Scores available at Veritas Musica Publishing
Uncoiled Shell: Three Poems by Hart Crane
for tenor voice and piano
In searching for poetry to set, I found the poems of Hart Crane (1899–1932) to be especially expressive and vivid. Each line of text was the biggest determining factor for what happened next in the music. “Exile” was inspired by Brahms’ “Sonntag,” another short, sweet song in F Major and 3/4 time. In “To Emily Dickenson,” I took an operatic approach in order to heighten the layers of expression in this homage from one poet to another. In “Garden Abstract,” I employed stranger pitch collections to express the strange transcendentalism of the text.
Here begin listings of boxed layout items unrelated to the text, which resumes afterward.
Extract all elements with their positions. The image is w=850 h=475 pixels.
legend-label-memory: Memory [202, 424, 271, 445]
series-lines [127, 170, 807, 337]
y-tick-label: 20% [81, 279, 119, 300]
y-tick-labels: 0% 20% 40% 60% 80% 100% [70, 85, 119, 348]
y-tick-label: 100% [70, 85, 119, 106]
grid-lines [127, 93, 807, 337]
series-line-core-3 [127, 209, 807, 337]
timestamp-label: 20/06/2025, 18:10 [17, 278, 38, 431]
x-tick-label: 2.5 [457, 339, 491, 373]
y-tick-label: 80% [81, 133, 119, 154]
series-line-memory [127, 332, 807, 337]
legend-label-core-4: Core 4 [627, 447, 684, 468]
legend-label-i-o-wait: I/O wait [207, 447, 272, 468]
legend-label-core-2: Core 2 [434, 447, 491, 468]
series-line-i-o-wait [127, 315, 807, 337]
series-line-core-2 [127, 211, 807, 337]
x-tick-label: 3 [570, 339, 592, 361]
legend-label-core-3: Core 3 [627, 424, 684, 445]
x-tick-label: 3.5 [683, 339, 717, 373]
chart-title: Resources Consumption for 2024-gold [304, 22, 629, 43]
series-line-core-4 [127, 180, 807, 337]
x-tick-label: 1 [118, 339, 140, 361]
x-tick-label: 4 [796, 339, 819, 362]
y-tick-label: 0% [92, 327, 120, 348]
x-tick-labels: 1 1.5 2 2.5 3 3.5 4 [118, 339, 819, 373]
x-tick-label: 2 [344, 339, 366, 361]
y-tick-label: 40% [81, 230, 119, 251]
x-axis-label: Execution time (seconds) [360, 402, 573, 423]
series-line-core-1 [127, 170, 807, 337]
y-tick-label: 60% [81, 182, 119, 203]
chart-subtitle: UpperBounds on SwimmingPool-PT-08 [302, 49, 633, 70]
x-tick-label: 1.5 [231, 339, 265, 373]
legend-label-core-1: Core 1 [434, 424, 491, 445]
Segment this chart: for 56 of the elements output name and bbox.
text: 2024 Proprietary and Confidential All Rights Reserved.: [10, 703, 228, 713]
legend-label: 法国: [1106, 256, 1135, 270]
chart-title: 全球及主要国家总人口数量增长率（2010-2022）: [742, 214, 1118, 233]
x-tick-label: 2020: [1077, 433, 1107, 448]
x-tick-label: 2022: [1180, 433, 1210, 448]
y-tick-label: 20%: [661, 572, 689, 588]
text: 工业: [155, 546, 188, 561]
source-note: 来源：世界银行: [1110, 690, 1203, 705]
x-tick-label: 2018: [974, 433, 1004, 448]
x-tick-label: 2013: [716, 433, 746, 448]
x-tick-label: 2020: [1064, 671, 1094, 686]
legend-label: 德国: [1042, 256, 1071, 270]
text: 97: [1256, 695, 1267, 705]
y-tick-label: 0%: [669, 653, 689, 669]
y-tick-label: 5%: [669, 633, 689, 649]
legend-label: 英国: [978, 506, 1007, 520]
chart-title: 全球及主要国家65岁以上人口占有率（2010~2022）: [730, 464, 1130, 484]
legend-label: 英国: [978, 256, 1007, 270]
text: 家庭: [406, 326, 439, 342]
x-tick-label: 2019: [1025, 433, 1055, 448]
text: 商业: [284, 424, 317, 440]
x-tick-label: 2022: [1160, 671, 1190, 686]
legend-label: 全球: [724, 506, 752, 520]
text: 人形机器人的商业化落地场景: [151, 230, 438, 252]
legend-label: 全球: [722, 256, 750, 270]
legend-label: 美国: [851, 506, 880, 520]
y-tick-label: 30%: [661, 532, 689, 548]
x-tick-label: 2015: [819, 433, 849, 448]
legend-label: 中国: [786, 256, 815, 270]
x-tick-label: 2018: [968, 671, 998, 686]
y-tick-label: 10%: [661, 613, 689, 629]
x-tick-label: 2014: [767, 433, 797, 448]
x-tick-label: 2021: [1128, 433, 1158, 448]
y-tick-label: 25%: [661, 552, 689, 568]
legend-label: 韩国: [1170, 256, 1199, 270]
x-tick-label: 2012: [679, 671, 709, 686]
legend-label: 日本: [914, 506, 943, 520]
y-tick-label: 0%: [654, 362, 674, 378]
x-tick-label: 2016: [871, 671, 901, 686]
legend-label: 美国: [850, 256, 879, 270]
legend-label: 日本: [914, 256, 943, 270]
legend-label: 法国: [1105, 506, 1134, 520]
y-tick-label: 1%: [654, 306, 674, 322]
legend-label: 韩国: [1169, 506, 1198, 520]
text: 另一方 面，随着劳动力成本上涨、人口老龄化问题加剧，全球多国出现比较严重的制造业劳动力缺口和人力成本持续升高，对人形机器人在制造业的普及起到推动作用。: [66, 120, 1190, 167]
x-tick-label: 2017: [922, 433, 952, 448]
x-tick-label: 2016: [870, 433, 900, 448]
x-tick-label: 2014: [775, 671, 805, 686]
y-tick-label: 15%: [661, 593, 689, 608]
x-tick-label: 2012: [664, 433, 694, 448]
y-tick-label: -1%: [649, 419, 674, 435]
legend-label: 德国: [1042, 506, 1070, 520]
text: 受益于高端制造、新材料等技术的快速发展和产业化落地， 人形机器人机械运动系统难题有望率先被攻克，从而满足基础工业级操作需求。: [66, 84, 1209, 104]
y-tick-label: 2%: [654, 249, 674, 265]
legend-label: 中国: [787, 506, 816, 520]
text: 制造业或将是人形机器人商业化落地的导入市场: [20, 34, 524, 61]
I wrote this set with my husband’s tenor voice in mind, hoping to show off the beauty of the voice in an idiomatic way. I envisioned a lyrical, expressive set that could fit seamlessly on any art song recital program containing Schubert, Schumann, or Hugo Wolf songs, extending the art song tradition into the present.
Daniel Hutchings, tenor
Rachael Hutchings, piano
My hands have not touched pleasure since your hands,
No, nor my lips freed laughter since 'farewell',
And with the day, distance again expands
Voiceless between us, as an uncoiled shell.
You who desired—in vain to ask—
Yet fed you hunger like an endless task,
Dared dignify the labor, bless the quest—
Achieved that stillness ultimately best,
Being, of all, least sought for: Emily, hear!
O sweet, dead Silencer, most suddenly clear
When singing that Eternity possessed
And plundered momently in every breast.
The apple on its bough is her desire,
Shining suspension, mimic of the sun.
The bough has caught her breath up, and her voice,
Dumbly articulate in the slant and rise
Of branch on branch above her, blurs her eyes.
She is prisoner of the tree and its green fingers.
And so she comes to dream herself the tree,
The wind possessing her, weaving her young veins,
Holding her to the sky and its quick blue,
Drowning the fever of her hands in sunlight.
She has no memory, nor fear, nor hope
Beyond the grass and shadows at her feet.